Por Luis Nassif
Durante
vinte anos apontei as loucuras da política monetária do Banco Central,
consolidada a partir do plano Real. Os arquivos da Folha estão repletos de
colunas minhas apontando as inconsistências teóricas e práticas.
Aliás,
na pesquisa me dei conta de que, apesar dos artigos não terem sido banidos dos
arquivos da Folha, Otávio Frias Filho cometeu a mesquinharia de retirar meu
nome de todos os índices diários de matérias do jornal.
No
livro “Os Cabeças de Planilha” procurei mostrar – com base na semelhança
histórica do Encilhamento – como o conjunto de teorias levantadas pelos
economistas visava, no fundo, consolidar um novo tipo de poder (o financeiro) e
contribuir para o enriquecimento pessoal dos economistas, à custa de custos
enormes impostos ao país.
Prossegui
nessa cruzada em inúmeros artigos aqui no Blog.
Em
todos os momentos, sobressaiu a figura de André Lara Rezende, o mais brilhante
dos economistas do Real, responsável maior pela política de remonetização da
moeda, apesar de fora do governo na época – já estava em sua distribuidora
formando uma fortuna considerável.
Em
maio de 1995 – em pleno Real – passei a alertar para a quebradeira que estava a
caminho, devido às políticas monetária e cambial do Banco Central. Viajava
muito em palestras, e em todos os cantos vinham pequenos e médios empresários
assustados com a queda das vendas.
Nas
reuniões do Conselho da Folha alertei que a crise era dura. Otávio Frias
procurou se acalmar. Disse que tinha conversado com o Ministro da Fazenda Pedro
Malan e que no máximo o crescimento do PIB seria reduzido em 1 ponto
percentual.
Propus
um desafio: colocar algum repórter para telefonar para várias prefeituras do
interior, escolhidas aleatoriamente, e perguntar sobre a crise. À noite, no
interior do estado do Rio, para uma palestra, recebo telefonema de Frias,
assustado. O quadro levantado confirmava, de fato, o tamanho da vaga recessiva
que vinha pela frente.
Nesse
ínterim, André entra na discussão.
No
dia 22 de maio de 1995, no artigo “Os gurus e a retórica da meia
lógica”( https://goo.gl/kQrJGW) critiquei
duramente uma entrevista dele concedida à Folha:
Em
pouco tempo a manutenção dessa taxa de juros inviabilizará definitivamente o
ajuste fiscal e rapidamente tornará o passivo público superior ao conjunto de
estatais a serem privatizadas. E começará a se refletir rapidamente na
arrecadação fiscal. É só conferir como será a arrecadação de maio e junho.
A médio prazo, essa política não só não resolve, como aprofunda e
inviabiliza qualquer ajuste fiscal futuro.

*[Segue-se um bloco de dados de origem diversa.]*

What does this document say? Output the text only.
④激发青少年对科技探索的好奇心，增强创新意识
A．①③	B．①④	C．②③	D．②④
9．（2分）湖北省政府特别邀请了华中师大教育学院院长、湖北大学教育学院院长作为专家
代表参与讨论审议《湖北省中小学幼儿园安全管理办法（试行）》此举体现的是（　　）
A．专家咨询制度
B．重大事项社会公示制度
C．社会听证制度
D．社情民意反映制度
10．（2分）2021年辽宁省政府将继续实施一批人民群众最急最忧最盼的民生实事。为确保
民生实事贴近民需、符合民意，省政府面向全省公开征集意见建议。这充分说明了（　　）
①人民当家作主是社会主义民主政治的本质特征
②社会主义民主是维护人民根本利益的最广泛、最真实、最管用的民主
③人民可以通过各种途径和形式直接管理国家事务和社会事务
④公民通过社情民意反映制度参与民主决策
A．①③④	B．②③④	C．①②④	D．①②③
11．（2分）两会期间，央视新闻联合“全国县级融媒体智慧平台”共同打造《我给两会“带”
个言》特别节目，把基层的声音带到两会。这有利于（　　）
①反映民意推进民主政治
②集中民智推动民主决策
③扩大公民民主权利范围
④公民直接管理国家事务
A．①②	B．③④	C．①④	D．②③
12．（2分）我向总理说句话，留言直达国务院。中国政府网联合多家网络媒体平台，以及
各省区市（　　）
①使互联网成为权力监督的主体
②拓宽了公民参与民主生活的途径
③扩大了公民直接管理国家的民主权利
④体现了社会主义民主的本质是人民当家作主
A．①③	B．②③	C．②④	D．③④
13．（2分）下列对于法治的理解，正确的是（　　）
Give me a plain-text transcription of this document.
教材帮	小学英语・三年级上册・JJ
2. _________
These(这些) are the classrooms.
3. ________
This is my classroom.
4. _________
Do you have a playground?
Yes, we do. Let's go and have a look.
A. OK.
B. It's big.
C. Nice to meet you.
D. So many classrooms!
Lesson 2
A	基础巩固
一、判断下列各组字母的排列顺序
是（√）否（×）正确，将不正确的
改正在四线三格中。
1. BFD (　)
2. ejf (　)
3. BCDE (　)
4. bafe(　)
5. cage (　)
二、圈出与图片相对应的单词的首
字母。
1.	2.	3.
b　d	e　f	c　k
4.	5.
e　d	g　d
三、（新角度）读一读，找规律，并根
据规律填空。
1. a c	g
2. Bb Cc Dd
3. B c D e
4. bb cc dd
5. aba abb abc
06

No plano da balança comercial, a manutenção desses juros dizimará o que restou
de exportações de manufaturados. (...) Até agora as exportações de
manufaturados não desabaram completamente porque muitas empresas resolveram
bancar o prejuízo por algum tempo, para não perderem mercado lá fora, enquanto
aguardavam a reversão dessa loucura.
Com o acréscimo adicional de custos, provocado por essas taxas malucas, e
perdendo a esperança de uma reviravolta a curto prazo no cenário, a queda das
exportações de manufaturados passará a ser geométrica, com todo o componente de
quebradeira e desemprego. Em outros tempos, tinha-se recessão interna, mas
mantinha-se aberta a porta externa, minimizando seus efeitos. Agora, não. É
veneno na veia, direto.
(...) Se se mantém a atual política monetária e a atual banda cambial,
ganham-se alguns meses a mais de inflação baixa. E só. Em contrapartida,
joga-se o país em recessão profunda, aborta-se o movimento de modernização
registrado pela economia nos últimos anos, destrói-se a estrutura de
exportações de manufaturados e inviabiliza-se qualquer tentativa futura de
ajuste fiscal. Saque direto contra o futuro.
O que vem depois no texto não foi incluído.